Wenn die wüssten, wie nahe sie gerade einem Kapitalverbrecher waren …
Bei der Vorstellung musste er unwillkürlich grinsen, denn diese Art von Ironie war Teil des ganzen Theaters. Er nahm sich vor, am Abend diese Überlegungen und Gefühle in seine Prosa aufzunehmen.
    Er trug OP -Latexhandschuhe – es amüsierte ihn, dass offenbar keiner der beiden Cops dieses verräterische Detail bemerkt hatte.
Wahrscheinlich haben sie mich einfach für einen Paranoiden mit Bakterienphobie gehalten.

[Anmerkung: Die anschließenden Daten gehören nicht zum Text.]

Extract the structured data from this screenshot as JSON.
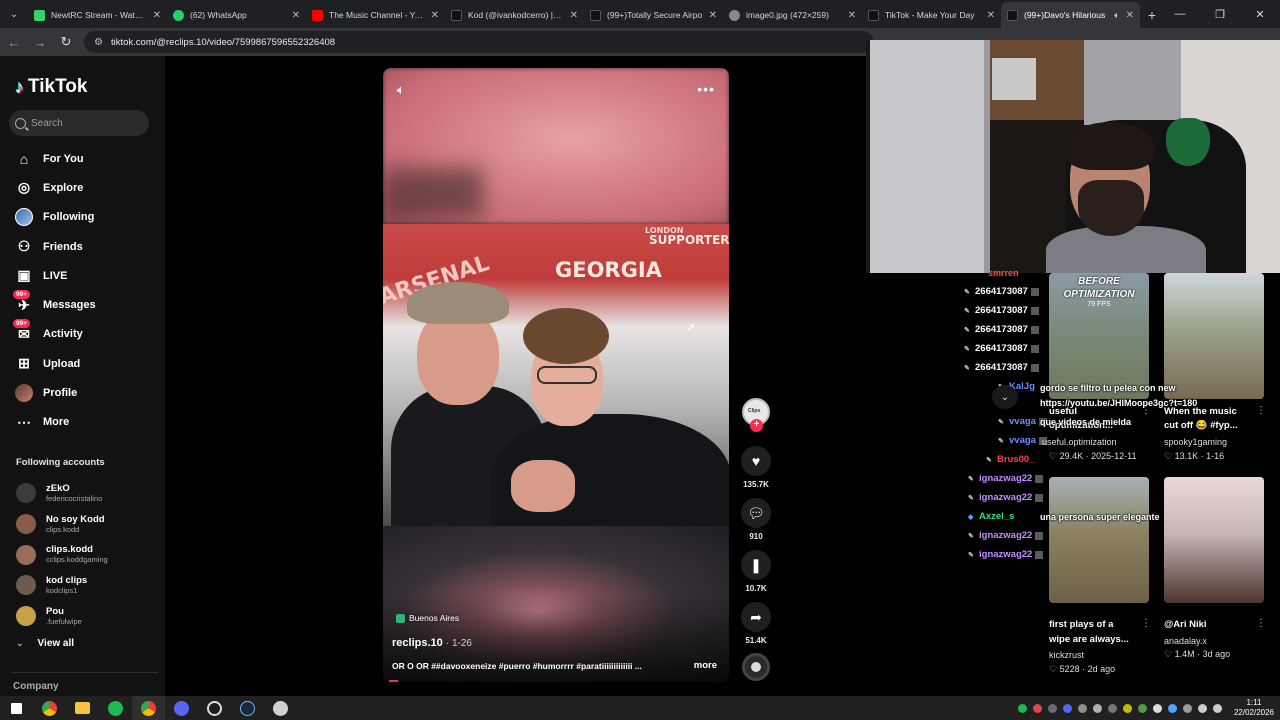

Er blieb vor einem Abfalleimer stehen, um die Reste seines Croissants und Kaffees zu entsorgen. In einer selbstverständlichen Bewegung, die er zu Hause eingeübt hatte, zog er die Tasche von der Schulter und holte drei Umschläge heraus, die er in der Hand hielt, während er sich vom Strom der Pendler zum Briefkasten treiben ließ. Mit gesenktem Kopf – er rechnete mit Kameras, die gegen potentielle Terroristen an uneinsehbaren Stellen installiert sein mochten – schob er die drei Briefe schnell durch den schmalen Schlitz, über dem ein Schild davor warnte, gefährliche Materialien einzuwerfen.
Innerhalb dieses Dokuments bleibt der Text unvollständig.